Joseph Greff, an analyst at JP Morgan, agrees. He estimates the casino at Marina Bay Sands is already making an average of about $US3.6m a day, which implies an annual profit of $US1.3bn. "We view this as incredibly strong out of the gates," he said.
Thanks to the strong early performance in Singapore and the Sands Corporation's announcement that it made its first profit in two years in the first quarter - $US17.6m, against a $US34.6m loss last year - the ratings agencies Standard & Poor's and Moody's boosted the firm's rating from negative to positive.The share price is up almost 1000 per cent from its low, restoring Adelson to the ranks of the world's richest men - worth just under $US10bn, according to the latest billionaires list compiled by Forbes magazine.
"My family piggy bank is a little thinner," he concedes.
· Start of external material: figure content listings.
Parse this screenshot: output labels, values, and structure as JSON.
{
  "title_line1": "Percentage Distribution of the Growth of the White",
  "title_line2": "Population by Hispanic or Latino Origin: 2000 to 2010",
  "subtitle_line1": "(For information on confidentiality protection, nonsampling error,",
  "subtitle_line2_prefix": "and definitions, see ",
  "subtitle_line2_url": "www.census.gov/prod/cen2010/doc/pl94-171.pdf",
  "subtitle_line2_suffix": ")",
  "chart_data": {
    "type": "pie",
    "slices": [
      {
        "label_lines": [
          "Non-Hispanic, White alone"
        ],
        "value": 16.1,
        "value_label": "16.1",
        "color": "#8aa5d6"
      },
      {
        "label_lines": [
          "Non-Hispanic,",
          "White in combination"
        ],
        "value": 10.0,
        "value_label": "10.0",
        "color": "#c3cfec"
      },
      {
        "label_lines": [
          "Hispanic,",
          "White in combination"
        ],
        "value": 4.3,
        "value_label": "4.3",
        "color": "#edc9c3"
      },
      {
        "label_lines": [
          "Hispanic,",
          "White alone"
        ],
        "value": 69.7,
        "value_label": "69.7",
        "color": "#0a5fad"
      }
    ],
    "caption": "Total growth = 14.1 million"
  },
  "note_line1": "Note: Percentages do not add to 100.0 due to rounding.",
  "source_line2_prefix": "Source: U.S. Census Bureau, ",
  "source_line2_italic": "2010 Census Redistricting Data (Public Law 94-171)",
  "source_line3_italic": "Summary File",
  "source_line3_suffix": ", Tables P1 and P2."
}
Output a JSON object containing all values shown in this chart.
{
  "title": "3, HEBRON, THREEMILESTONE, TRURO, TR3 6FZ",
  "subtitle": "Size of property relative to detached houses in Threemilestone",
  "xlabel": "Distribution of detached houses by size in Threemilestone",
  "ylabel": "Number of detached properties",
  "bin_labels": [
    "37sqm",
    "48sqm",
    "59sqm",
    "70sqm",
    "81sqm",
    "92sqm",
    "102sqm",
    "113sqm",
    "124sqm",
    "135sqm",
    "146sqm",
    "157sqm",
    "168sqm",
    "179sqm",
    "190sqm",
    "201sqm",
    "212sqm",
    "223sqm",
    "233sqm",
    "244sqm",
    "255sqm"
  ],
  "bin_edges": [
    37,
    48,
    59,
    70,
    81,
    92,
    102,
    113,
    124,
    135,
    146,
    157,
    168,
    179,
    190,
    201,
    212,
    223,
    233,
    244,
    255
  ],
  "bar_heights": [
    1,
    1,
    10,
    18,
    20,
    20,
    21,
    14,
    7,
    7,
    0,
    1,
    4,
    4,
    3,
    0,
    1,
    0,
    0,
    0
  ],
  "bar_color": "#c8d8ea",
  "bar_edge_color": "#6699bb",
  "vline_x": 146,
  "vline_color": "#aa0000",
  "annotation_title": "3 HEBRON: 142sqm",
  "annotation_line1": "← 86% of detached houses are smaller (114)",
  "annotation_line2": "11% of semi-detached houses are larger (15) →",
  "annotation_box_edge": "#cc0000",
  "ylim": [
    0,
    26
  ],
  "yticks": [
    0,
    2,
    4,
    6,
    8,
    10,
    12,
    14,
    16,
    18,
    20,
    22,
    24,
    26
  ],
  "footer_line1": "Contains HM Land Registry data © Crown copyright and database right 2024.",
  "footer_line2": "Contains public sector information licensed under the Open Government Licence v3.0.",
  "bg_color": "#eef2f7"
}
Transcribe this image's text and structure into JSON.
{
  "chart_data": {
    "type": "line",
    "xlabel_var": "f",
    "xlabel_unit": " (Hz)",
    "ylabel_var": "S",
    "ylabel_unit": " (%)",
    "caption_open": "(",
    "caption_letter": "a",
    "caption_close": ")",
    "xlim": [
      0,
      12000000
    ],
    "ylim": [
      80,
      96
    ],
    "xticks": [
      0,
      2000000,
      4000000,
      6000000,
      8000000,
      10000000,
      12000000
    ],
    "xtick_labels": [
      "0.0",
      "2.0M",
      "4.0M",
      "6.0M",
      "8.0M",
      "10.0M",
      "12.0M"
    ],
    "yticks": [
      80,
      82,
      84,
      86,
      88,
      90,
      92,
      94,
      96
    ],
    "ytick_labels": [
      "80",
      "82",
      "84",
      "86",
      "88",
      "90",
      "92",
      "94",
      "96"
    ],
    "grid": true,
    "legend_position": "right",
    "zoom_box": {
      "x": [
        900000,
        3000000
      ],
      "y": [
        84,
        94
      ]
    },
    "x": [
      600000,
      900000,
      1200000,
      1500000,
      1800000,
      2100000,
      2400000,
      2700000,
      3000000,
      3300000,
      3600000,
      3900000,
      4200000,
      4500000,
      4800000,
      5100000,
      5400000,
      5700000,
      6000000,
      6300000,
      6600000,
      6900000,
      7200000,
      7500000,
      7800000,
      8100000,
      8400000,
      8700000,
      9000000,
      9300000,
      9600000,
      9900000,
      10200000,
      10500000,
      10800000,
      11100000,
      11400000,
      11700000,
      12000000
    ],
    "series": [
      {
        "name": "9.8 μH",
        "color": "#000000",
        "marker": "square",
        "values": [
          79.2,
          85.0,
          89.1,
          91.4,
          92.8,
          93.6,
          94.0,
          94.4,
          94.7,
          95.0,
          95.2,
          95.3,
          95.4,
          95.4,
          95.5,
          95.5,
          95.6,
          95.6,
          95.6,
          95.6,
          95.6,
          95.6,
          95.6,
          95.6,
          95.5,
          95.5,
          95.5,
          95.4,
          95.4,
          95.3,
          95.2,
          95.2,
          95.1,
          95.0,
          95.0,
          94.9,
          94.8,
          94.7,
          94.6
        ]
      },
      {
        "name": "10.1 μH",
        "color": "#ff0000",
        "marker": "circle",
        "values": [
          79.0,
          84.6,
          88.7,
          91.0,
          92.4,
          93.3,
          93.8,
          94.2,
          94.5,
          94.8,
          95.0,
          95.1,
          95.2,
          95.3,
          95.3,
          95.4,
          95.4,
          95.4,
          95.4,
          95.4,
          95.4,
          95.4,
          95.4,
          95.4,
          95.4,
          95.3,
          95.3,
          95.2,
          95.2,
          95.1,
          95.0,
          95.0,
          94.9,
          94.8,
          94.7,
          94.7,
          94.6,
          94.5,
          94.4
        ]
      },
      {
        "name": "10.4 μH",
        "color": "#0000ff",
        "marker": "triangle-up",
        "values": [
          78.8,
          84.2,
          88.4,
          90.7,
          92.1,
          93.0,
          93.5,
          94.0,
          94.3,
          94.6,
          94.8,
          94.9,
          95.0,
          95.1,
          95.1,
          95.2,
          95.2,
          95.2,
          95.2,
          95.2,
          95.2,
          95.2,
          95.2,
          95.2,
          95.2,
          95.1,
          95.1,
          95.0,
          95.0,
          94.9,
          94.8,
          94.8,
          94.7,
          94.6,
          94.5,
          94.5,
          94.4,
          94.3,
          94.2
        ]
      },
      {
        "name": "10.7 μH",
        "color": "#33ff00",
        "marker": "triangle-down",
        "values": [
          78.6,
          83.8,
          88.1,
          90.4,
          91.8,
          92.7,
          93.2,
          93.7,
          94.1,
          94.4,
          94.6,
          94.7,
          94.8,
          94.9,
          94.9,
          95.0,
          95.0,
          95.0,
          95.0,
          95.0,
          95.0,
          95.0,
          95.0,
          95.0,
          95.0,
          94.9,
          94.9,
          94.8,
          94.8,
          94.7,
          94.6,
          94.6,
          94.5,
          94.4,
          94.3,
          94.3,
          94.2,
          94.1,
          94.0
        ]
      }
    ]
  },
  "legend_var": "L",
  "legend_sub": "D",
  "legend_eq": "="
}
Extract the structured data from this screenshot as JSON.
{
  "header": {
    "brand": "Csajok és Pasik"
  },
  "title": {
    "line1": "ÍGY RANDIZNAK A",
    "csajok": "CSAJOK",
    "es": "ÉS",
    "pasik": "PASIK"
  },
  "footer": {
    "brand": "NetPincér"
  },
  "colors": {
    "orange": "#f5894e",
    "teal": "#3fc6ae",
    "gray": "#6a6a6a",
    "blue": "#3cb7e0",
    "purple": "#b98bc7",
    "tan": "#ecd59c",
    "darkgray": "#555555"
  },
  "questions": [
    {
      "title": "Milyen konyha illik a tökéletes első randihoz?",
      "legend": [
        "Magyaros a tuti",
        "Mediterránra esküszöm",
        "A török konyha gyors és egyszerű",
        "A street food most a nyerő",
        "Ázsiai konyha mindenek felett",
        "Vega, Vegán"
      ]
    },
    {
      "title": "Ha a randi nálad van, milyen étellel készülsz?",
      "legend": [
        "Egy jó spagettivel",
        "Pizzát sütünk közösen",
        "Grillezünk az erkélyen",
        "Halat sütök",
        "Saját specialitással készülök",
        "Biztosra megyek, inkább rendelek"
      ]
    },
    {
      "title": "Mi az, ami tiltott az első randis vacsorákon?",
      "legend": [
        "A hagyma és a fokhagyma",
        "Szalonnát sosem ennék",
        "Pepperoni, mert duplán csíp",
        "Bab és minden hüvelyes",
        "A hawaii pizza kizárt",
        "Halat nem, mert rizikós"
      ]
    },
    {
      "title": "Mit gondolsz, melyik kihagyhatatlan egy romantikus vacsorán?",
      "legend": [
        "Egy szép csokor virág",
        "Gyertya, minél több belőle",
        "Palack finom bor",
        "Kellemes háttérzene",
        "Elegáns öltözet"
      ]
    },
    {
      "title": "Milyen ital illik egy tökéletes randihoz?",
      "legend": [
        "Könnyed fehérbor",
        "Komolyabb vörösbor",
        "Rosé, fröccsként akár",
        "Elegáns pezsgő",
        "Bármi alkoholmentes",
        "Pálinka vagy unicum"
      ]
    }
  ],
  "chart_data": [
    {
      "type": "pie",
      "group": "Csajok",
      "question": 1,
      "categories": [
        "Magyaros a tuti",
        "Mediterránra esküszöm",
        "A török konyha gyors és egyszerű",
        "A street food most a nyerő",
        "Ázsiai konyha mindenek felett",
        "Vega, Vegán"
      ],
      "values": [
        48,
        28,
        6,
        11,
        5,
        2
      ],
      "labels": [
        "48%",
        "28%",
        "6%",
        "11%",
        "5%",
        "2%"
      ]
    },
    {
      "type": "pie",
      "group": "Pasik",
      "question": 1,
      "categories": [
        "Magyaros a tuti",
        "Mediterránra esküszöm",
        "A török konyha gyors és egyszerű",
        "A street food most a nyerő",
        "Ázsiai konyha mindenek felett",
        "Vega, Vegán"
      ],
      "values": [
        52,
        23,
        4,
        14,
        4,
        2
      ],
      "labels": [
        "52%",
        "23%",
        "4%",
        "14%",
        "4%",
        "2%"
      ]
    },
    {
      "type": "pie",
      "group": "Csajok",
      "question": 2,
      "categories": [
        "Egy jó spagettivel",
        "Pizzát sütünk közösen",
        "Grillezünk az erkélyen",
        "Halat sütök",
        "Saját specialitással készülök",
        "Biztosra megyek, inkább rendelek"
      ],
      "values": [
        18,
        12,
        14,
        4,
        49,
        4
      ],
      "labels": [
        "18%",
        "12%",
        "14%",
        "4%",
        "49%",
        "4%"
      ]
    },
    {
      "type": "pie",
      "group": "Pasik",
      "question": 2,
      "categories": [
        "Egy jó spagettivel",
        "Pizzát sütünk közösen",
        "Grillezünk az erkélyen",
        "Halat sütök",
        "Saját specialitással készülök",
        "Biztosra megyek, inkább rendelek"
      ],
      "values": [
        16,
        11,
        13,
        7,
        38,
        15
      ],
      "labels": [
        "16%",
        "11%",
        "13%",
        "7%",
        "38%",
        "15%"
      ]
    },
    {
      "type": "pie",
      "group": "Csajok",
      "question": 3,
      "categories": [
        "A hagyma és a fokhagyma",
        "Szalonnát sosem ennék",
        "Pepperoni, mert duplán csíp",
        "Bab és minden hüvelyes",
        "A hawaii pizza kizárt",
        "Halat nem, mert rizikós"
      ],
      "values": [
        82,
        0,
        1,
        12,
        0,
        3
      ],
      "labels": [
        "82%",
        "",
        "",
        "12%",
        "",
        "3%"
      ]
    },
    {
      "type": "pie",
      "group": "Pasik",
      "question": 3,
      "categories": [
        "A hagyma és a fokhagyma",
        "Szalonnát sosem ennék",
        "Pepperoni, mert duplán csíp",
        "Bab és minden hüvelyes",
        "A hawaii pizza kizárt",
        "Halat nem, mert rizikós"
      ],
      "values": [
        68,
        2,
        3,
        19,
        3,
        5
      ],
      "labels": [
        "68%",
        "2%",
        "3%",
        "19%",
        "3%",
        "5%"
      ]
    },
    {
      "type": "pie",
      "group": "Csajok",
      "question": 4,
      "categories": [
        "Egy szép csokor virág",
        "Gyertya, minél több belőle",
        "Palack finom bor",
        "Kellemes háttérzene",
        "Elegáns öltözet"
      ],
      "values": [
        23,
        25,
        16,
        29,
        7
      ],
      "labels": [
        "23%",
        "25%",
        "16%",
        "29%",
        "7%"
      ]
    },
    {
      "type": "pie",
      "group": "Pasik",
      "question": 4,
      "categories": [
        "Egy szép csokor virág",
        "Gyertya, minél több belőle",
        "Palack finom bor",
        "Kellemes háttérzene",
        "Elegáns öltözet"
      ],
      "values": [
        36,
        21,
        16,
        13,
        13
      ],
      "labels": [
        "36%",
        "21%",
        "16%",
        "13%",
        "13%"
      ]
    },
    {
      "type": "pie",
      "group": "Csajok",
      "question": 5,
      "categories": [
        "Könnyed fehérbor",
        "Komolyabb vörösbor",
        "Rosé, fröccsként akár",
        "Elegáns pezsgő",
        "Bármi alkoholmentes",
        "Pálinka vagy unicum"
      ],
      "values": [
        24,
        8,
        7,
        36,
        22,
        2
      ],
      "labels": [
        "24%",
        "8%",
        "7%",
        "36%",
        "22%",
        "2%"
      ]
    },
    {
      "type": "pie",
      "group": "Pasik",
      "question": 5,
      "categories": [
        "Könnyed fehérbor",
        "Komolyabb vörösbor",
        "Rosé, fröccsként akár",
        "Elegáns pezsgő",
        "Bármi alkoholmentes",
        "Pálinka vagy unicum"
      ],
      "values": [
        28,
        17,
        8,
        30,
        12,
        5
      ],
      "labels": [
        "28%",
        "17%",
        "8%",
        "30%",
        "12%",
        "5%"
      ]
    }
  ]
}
But he is not out of the swamp yet. The Sands Corporation has $US12.2bn of bonds and loans due from next year until 2015, according to Bloomberg.
Adelson says the correct figure is $US10bn, adding: "We can easily meet it. We have a business model that is unlike those of other gaming and hotel operators. We build core assets - hotels and casinos - and non-core assets - shopping malls and property. We sell the non-core assets and pay down our debt. We started in Vegas and it worked well. We'll do the same in Asia."
He predicts that, in addition to asset sales, the company will be making $US3bn annual profits from worldwide operations by 2011-12. "We also have $US5bn in the bank - cash," he said.
Adelson is so confident he is on to a winner in Asia that he is re-starting work on his 20,000-room, 12-hotel development in Macau, suspended after the credit crunch, and is planning his next play: Japan. "We would like to enter Japan aggressively. The market for gaming there is $US25bn, minimum," he said as Diana Ross took to the stage at last week's opening party in Singapore.The only snag is, casinos are illegal in Japan.
But, as Singaporeans have discovered, Adelson is not the kind of man to let national laws or losing more money than God stop him getting what he wants.